Alabama's Racist DMV Closings Provoke Demand For Federal Voting Rights Investigation

Republicans have long been trying to make it harder for minorities to vote and participate in politics – mostly because they know minorities don’t connect with the GOP’s bigotry and exclusionary policies. One of the dirty tricks conservatives been trying to pull off is messing around with the requirements to vote – and targeting things like driver’s licenses, for example, making it harder for people to fulfill their rights.

In Alabama, a Democratic congresswoman is taking the GOP to task for these crooked practices. Rep. Terri Sewell has sent a letter to the U.S. Department of Justice requesting “a full and thorough investigation” into Alabama’s closing of driver’s license offices, particularly in counties with a majority of black citizens. Sewell outlines in her request that closing these offices puts black voters at yet another disadvantage and creates an unneccessary – not to mention – unethical – obstacle for voters. Sewell wrote to Attorney General Loretta Lynch:

“These closures will potentially disenfranchise Alabama’s poor, elderly, disabled, and black communities. To restrict the ability of any citizen to vote is an assault on the rights of all Americans to equally participate in the electoral process.”

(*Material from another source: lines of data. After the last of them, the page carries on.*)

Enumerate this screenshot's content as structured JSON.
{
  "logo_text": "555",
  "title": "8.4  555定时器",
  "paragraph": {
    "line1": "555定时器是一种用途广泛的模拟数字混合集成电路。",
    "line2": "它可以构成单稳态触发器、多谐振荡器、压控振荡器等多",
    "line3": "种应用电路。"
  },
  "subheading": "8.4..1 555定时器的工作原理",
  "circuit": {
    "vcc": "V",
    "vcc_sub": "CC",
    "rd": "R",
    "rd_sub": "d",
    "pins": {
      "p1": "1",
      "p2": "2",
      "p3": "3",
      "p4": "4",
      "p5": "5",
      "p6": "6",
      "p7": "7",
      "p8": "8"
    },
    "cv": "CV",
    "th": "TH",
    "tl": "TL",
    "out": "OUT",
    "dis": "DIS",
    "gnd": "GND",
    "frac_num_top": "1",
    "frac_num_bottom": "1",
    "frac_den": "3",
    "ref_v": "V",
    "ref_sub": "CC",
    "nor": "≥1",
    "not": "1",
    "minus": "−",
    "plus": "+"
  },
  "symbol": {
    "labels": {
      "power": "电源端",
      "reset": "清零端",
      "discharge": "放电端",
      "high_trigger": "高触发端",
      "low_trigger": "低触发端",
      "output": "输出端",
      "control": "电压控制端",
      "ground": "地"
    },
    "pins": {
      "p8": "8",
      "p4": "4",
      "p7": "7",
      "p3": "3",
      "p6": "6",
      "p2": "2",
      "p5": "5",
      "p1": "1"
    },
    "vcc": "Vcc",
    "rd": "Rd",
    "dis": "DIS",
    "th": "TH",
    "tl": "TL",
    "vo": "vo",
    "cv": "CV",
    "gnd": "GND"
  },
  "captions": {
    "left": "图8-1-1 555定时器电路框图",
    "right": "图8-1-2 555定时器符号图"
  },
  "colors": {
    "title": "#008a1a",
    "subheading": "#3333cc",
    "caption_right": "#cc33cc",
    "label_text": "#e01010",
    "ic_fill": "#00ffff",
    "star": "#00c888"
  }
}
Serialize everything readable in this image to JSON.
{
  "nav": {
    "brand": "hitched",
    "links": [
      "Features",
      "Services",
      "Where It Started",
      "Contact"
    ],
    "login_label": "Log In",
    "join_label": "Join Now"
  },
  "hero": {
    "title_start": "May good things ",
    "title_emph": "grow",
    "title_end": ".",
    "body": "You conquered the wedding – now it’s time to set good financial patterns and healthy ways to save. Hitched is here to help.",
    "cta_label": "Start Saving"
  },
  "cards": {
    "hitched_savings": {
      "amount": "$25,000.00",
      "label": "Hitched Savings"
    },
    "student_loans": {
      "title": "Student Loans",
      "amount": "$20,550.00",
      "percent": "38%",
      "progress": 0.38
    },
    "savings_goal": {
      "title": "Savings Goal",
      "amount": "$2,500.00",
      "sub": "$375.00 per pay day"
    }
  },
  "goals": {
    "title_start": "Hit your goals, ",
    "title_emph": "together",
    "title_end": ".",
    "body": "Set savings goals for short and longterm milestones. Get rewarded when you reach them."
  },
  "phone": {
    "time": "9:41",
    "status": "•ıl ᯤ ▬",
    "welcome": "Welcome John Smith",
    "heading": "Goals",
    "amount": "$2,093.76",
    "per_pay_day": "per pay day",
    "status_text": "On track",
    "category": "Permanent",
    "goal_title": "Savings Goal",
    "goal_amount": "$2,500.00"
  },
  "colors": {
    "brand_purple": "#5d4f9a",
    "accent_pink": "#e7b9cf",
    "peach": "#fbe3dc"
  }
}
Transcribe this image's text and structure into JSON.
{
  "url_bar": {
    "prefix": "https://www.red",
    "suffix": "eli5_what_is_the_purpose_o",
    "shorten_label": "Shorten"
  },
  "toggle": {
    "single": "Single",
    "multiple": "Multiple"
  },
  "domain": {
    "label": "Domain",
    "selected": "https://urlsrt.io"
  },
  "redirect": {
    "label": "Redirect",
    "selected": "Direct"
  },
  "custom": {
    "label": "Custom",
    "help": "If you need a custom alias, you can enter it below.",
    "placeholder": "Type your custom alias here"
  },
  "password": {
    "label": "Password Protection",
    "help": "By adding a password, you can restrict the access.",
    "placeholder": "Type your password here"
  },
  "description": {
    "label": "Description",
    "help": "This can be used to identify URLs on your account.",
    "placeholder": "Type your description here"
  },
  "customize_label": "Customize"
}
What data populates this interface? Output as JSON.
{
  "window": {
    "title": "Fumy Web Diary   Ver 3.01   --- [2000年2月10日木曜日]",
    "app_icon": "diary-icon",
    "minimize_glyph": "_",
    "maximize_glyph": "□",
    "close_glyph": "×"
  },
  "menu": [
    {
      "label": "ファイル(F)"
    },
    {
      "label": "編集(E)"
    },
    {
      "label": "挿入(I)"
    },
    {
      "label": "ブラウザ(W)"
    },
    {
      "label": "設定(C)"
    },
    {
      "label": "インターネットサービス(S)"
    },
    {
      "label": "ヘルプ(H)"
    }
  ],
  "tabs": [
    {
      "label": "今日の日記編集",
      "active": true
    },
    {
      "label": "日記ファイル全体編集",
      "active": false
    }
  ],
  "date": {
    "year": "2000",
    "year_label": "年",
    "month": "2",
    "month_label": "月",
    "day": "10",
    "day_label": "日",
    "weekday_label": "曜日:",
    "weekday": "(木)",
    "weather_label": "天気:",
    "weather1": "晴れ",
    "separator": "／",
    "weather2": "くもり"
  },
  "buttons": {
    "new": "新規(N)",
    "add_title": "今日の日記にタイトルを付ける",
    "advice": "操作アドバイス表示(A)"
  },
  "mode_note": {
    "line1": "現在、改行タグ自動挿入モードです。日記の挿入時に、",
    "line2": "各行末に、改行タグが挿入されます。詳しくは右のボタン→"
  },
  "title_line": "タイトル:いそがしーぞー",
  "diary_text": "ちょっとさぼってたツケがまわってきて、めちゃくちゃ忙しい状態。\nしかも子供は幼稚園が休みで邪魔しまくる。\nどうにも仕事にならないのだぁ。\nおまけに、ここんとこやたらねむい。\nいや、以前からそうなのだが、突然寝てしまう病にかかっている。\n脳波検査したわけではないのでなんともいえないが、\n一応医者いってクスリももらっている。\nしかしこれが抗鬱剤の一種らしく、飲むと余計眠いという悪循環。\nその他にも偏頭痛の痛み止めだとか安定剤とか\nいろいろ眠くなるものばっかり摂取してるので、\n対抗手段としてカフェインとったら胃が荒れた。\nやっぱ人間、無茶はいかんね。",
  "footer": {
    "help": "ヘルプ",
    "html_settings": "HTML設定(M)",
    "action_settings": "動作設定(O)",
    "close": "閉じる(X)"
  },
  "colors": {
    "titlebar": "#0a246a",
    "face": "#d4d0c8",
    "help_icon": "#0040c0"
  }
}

The state’s decision to shut down driver’s license offices was announced last Wednesday. The Alabama Law Enforcement Agency chalked the closures up to budget constraints, and stated that examiners would be absent from 31 offices in the state – which means that 8 out of the 10 counties with the highest percentages of non-white voters will not have driver’s license offices. Interestingly enough, half of these counties had swung strongly Democratic during the 2012 election.

This is not the first time the state of Alabama has targeted black voters. In 2011, the state passed a restrictive voter ID law that would have affected minority voters. The law was to go into effect in 2014, and Alabama didn’t consult the Justice Department for approval (pre-clearance) like it was supposed to under the Voting Rights Act (VRA). But in 2013, the Supreme Court changed that pre-clearance provision, and Alabama took full advantage of it. It only took a few hours before the state announced that its unfair voter ID law would be ready for 2014, just as the state had planned. This law, according to the liberal Center for American Progress, was found to impact 250,000-500,000 of the state’s voters, who were disproportionately black.

Alabama Secretary of State John Merrill argues that people won’t have any trouble getting a vote ID despite the closings, because Board of Registrars offices in every county will still issue non-drivers voter ID cards, and the state will have a mobile ID-issuing office in every county. However, mobile sites have only issued 29 IDs since the beginning of the year, proving that it’s not an effective – or preferred – option. Merrill has pretty much shrugged off any responsibility to improve this. He told Talking Points Memo, “You can lead a horse to water but you can’t make him drink.”

Several months ago, Merrill implied that he felt there was nothing that needed improvement as far as voting in the state. He said, “I feel good about the kind of progress that we’re making and I don’t hear a hue and cry from our local officials about us not being able to meet the needs of all of our voters throughout the entire state. I say, at some point in time, you’ve got to forgive people.”

Gerry Hebert, who once served as a top official in the Voting Section of the Justice Department’s Civil Rights Division, disagrees and said this “absolutely” must be investigated and hopefully changed. Hebert explained:

“When I was there as deputy chief and acting chief of the Voting Section, and we received complaints and requests like this, especially one that has drawn a lot of attention and raises significant issues affecting a lot of voters, we would assign a team of people (one or two attorneys working under a deputy chief) to begin an investigation.”

Unfair voting policies like this are also becoming a talking point in the presidential race. Democratic presidential candidate Hillary Clinton has openly stated that the closings of driver’s license offices are “a blast from the Jim Crow past” and are “only going to make it harder for people to vote.” Clinton suggested a strengthened Voting Rights Act and automatic voter registration as a solution.

Congressional Black Caucus chair Rep. G.K. Butterfield echoed Clinton’s sentiments stating that voting policies like this “reminds us that 50 years after the passage of the Voting Rights Act, the fight for equal access to the polls still continues today.” Voting rights are the cornerstone of our economy, and we cannot allow the right-wing to take that away from us.